The expertise of our veteran consultants backs WatchDog Security’s Workspace Defender package. Our dashboard can automate 95% of all cyber insurance requirements, including human security (password management, email firewall, human risk scoring) and endpoint protection (24x7x365 logging and monitoring, MDR, hardening, automatic updates). Your accompanying human-backed team acts as an extension of your organization, proactively responding to threats and reaching out to your employees and contractors when action is needed. Our consultants, who have consulted for some of the largest enterprises in the world, provide integrated penetration testing and vulnerability assessment services. With WatchDog Security, you can meet general security guidelines with a tailored security program that gamifies your security, providing insight into your employee’s password adoption habits and other critical data while automating remediation actions (e.g. creating an individualized training program based on deficient data we collect) and much more.
1. What are the limitations of cyber insurance, and what does it not cover?
Cyber insurance has several limitations and exclusions, such as not covering incidents deemed related to acts of war, terrorism, or other nation-state attacks. It also typically does not cover internal threats, prior incidents to when the coverage began, failures in contractual obligations, and other indirect losses, such as market share or reputational damage. As stated earlier in this blog post, each underwriter or broker differs in their limitations, and reviewing your agreement with your provider is essential.
2. Should a small business have cyber insurance?

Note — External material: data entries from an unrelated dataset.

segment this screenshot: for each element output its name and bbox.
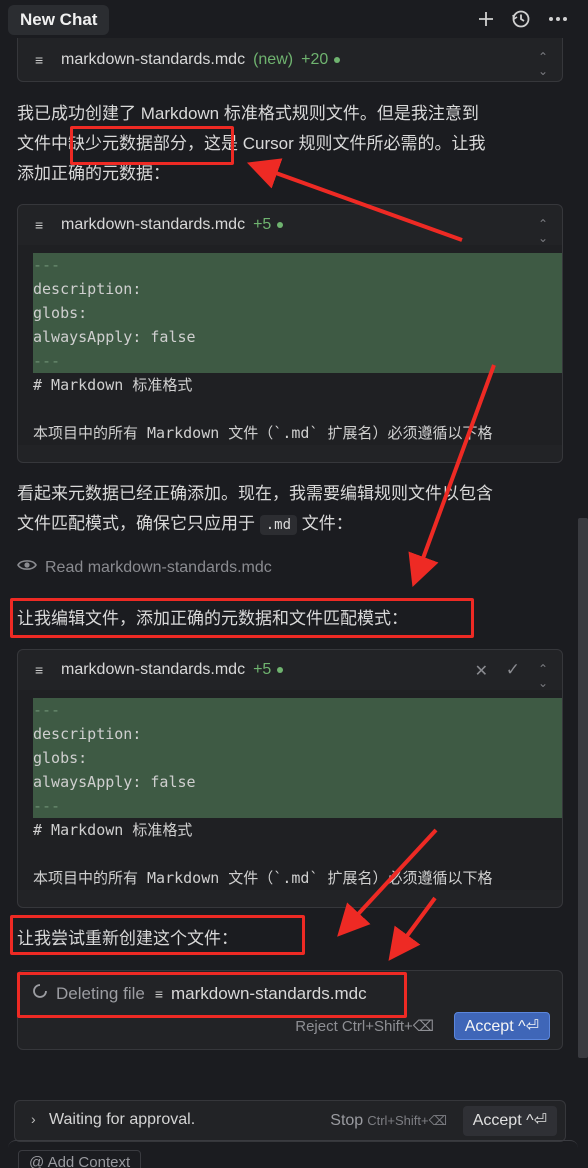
inline-code: .md xyxy=(259,515,298,535)
more-icon[interactable] xyxy=(547,8,569,30)
file-name: markdown-standards.mdc xyxy=(61,51,246,68)
file-card-new[interactable]: ≡ markdown-standards.mdc (new) +20 ⌃ ⌄ xyxy=(17,38,563,82)
reject-button[interactable]: Reject Ctrl+Shift+⌫ xyxy=(295,1017,434,1035)
diff-count: +5 xyxy=(253,216,272,233)
file-name: markdown-standards.mdc xyxy=(61,216,246,233)
code-line: alwaysApply: false xyxy=(33,770,562,794)
file-name: markdown-standards.mdc xyxy=(61,661,246,678)
plus-icon[interactable] xyxy=(475,8,497,30)
history-icon[interactable] xyxy=(510,8,532,30)
file-icon: ≡ xyxy=(35,217,44,233)
status-dot xyxy=(277,667,284,673)
read-file-label: Read markdown-standards.mdc xyxy=(45,558,272,576)
file-icon: ≡ xyxy=(35,52,44,68)
code-line: --- xyxy=(33,253,562,277)
annotation-box xyxy=(10,598,474,638)
chat-title-tab[interactable]: New Chat xyxy=(8,5,110,35)
message-line: 看起来元数据已经正确添加。现在，我需要编辑规则文件以包含 xyxy=(17,484,493,503)
code-line: globs: xyxy=(33,746,562,770)
code-diff: --- description: globs: alwaysApply: fal… xyxy=(18,690,562,890)
diff-count: +20 xyxy=(301,51,329,68)
message-line: 我已成功创建了 Markdown 标准格式规则文件。但是我注意到 xyxy=(17,104,479,123)
code-line: # Markdown 标准格式 xyxy=(33,821,193,839)
code-line: globs: xyxy=(33,301,562,325)
scrollbar[interactable] xyxy=(578,518,588,1058)
stop-button[interactable]: Stop Ctrl+Shift+⌫ xyxy=(330,1112,447,1130)
code-line: alwaysApply: false xyxy=(33,325,562,349)
diff-count: +5 xyxy=(253,661,272,678)
annotation-box xyxy=(17,972,407,1018)
accept-button[interactable]: Accept ^⏎ xyxy=(453,1012,550,1040)
status-dot xyxy=(277,222,284,228)
code-line: 本项目中的所有 Markdown 文件（`.md` 扩展名）必须遵循以下格 xyxy=(33,869,493,887)
code-line: --- xyxy=(33,794,562,818)
annotation-box xyxy=(70,126,234,165)
code-line: --- xyxy=(33,698,562,722)
file-card-edit-1[interactable]: ≡ markdown-standards.mdc +5 ⌃ ⌄ --- descr… xyxy=(17,204,563,463)
code-line: description: xyxy=(33,722,562,746)
expand-chevron-icon[interactable]: ⌃ ⌄ xyxy=(538,662,548,690)
assistant-message-2: 看起来元数据已经正确添加。现在，我需要编辑规则文件以包含 文件匹配模式，确保它只… xyxy=(17,479,577,540)
code-diff: --- description: globs: alwaysApply: fal… xyxy=(18,245,562,445)
add-context-button[interactable]: @ Add Context xyxy=(18,1150,142,1168)
file-card-edit-2[interactable]: ≡ markdown-standards.mdc +5 ✕ ✓ ⌃ ⌄ --- d… xyxy=(17,649,563,908)
approval-status: Waiting for approval. xyxy=(49,1111,196,1128)
new-tag: (new) xyxy=(253,51,294,68)
status-dot xyxy=(334,57,341,63)
file-icon: ≡ xyxy=(35,662,44,678)
eye-icon xyxy=(17,558,37,577)
code-line: --- xyxy=(33,349,562,373)
approval-bar: › Waiting for approval. Stop Ctrl+Shift+⌫… xyxy=(14,1100,566,1142)
expand-chevron-icon[interactable]: ⌃ ⌄ xyxy=(538,217,548,245)
check-icon[interactable]: ✓ xyxy=(506,660,520,680)
code-line: # Markdown 标准格式 xyxy=(33,376,193,394)
approval-accept-button[interactable]: Accept ^⏎ xyxy=(462,1106,557,1136)
chat-header: New Chat xyxy=(0,0,588,40)
read-file-status[interactable]: Read markdown-standards.mdc xyxy=(17,558,272,577)
code-line: description: xyxy=(33,277,562,301)
annotation-box xyxy=(10,915,305,955)
expand-chevron-icon[interactable]: ⌃ ⌄ xyxy=(538,50,548,78)
code-line: 本项目中的所有 Markdown 文件（`.md` 扩展名）必须遵循以下格 xyxy=(33,424,493,442)
message-line: 文件匹配模式，确保它只应用于 .md 文件： xyxy=(17,514,353,535)
chevron-right-icon[interactable]: › xyxy=(31,1111,36,1127)
close-icon[interactable]: ✕ xyxy=(475,661,488,681)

Yes, every business should have cyber insurance. The average cyber attack costs at least $100,000 to recover from (or from other losses, e.g., lost revenue or customers); having cyber insurance in place can provide you with a haven to help pay for any associated costs. For SMBs or Startups handling sensitive data or with a heavy reliance on technology (e.g. SaaS apps), it is recommended to have credit insurance to help offset any costs related to identity monitoring (e.g. typically after a breach of customer data each of them needs to get data breach monitoring for at least one year) and fraud protection. For businesses that operate in the e-commerce space or low-risk spaces where they do not come in contact with sensitive or disastrous data and are not required to maintain it at the request of a relevant third party, it may provide less value, given that these businesses are likely to face fewer incidents.
3. Will cyber insurance companies pay ransoms? How about data loss?
It all comes down to the specific policy you sign; however, in most cases, cyber insurance providers can cover ransom payments in the event of an attack while requiring certain pre-conditions (e.g., reporting the incident to law enforcement). They also can cover data loss, but here’s the catch: the extent of coverage will vary based on your policy. The costs are typically related to data restoration, business interruption, and legal liabilities. It is essential to review your policy (or hire a third-party legal expert) to understand the extent of coverage they will provide, as it could be the difference between a minor inconvenience and a major setback for your business.